A review by missbookiverse
All the Rage by Courtney Summers

4.0

Der Einstieg in das Buch ist ein wenig verwirrend. Viele Erinnerungsfetzen, ein Zeitsprung und dann geht es los, ohne dass man genau weiß, was wann mit wem passiert ist. Allerdings puzzelt man sich die Ereignisse schnell zusammen und schon ist man drin, in Courtney Summers mitreißendem Lesesturzbach.

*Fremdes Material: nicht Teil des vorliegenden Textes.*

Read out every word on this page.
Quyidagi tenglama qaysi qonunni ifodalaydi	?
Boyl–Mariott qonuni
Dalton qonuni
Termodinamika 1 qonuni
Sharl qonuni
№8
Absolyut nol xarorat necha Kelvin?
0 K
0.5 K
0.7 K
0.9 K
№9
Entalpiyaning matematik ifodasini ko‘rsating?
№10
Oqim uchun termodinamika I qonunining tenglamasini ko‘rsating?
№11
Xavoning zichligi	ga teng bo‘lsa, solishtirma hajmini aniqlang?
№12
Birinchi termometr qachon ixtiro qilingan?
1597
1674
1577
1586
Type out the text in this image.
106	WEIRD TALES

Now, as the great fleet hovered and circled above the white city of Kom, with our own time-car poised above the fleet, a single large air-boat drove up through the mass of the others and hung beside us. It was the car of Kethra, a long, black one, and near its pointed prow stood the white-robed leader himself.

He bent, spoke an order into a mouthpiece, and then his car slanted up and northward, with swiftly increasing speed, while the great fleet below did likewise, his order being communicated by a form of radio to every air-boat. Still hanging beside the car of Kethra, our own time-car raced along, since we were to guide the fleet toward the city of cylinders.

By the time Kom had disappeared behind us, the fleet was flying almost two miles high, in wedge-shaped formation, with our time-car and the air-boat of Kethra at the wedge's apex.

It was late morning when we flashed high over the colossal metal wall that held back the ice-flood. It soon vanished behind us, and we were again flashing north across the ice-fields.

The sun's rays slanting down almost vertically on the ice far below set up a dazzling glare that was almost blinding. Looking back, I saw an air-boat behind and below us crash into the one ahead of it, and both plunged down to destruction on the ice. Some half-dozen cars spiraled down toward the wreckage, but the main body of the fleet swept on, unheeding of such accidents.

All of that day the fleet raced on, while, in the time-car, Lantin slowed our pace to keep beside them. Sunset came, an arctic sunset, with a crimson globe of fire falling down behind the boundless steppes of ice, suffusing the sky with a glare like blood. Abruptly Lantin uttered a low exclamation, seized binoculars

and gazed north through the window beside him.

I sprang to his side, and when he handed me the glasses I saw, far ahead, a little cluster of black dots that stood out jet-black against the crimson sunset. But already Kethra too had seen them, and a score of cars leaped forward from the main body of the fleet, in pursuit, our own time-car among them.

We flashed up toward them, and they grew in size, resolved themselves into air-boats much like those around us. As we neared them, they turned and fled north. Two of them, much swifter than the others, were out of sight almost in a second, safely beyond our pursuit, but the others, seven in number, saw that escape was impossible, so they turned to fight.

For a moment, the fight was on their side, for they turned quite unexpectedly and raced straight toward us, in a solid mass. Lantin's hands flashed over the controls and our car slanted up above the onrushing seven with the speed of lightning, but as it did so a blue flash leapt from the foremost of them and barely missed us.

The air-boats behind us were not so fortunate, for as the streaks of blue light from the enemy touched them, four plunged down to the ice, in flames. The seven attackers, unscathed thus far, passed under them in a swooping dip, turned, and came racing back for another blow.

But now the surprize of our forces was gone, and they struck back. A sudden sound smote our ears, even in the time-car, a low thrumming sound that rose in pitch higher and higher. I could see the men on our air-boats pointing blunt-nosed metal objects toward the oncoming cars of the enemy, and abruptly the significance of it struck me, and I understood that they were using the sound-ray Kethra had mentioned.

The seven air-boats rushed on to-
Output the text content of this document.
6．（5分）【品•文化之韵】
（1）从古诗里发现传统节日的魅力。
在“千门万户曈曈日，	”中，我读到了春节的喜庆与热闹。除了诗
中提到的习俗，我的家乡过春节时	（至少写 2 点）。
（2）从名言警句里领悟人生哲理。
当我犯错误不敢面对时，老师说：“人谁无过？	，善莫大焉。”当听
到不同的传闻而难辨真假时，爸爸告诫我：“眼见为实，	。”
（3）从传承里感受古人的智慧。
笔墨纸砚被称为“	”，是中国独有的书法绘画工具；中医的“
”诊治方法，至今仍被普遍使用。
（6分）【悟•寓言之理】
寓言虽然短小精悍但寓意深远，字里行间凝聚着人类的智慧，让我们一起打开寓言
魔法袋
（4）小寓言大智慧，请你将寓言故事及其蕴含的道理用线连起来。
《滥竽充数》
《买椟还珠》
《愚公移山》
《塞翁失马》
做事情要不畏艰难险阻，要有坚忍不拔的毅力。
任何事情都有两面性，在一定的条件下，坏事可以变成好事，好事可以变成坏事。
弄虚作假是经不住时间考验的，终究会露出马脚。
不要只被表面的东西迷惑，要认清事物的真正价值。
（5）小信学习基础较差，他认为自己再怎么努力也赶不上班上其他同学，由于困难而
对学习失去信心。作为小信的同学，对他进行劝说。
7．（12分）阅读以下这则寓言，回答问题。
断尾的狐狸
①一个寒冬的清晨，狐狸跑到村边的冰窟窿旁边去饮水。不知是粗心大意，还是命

Ich will kein Geheimnis darum machen, dass es in dem Buch um mindestens eine Vergewaltigung geht. Romy spielt dabei nicht die typische Opferrolle. Sie ist zwar in sich gekehrt, reagiert aber auf sämtliche Anfeindungen mit bissiger Schlagfertigkeit und eisiger Kühle. Das fand ich kraftvoll und ermutigend zu lesen. Natürlich belastet sie das Verbrechen emotional, aber sie gibt der Welt nicht komplett klein bei (wobei ich diese Reaktion genauso nachvollziehbar fände). Stattdessen achtet sie auf ihre perfekt lackierten Fingernägel und rot geschminkten Lippen. Diese Macke zieht sich als Stilmittel durchs komplette Buch. Rot wie die Sünde und Verführung, aber auch Rot wie die Wut.
Wut hat sich schon nach wenigen Kapiteln bei mir ausgebreitet. Der Titel ist Programm. Diese Kleinstadtidioten treiben mich an den Rande des Wahnsinns mit ihrer Engstirnigkeit und ihren Vorurteilen. Was da manche vom Stapel lassen oder sich herausnehmen über andere zur urteilen. ARRRGH! Geht verrotten in einer Welt ohne Schokolade und Bücher! Leider ist die Darstellung so einer Gemeinde wohl ziemlich realistisch. Ich kann mir vorstellen, dass heutzutage noch vielerorts so mit einer Vergewaltigungsbeschuldigung umgegangen wird.

Zum Glück hat Romy eine liebevolle Mutter und den tollsten Stiefvater der Welt in ihrem Zuhause. Sie lässt die beiden zwar wenig an sich ran, aber jede kleine Geste der beiden hat mein Herz zu Karamellsoße geschmolzen. Und einen besonderen Jungen gibt’s übrigens auch noch, und zwar, Achtung Diversity, mit schwarzer Hautfarbe. Den einzigen Minuspunkt gibt es für den wahllosen Truckertypen. Der wirkte mir wie nachträglich in die Geschichte geworfen, um ein bisschen Verwirrung zu stiften.

Was das Thema Rape Culture angeht, hat das Buch alles richtig gemacht, denn es kommt nie belehrend daher. Es werden viele kleine Diskussionen rund um das Thema angestoßen, aber Romy geht nie aktiv darauf ein und tritt so nie als Moralapostel auf. Man muss definitiv selbst mitdenken und die subtilen Feinheiten rausfiltern und in Frage stellen. Ich mag das. Soweit können wir inzwischen nämlich hoffentlich alle selbst denken.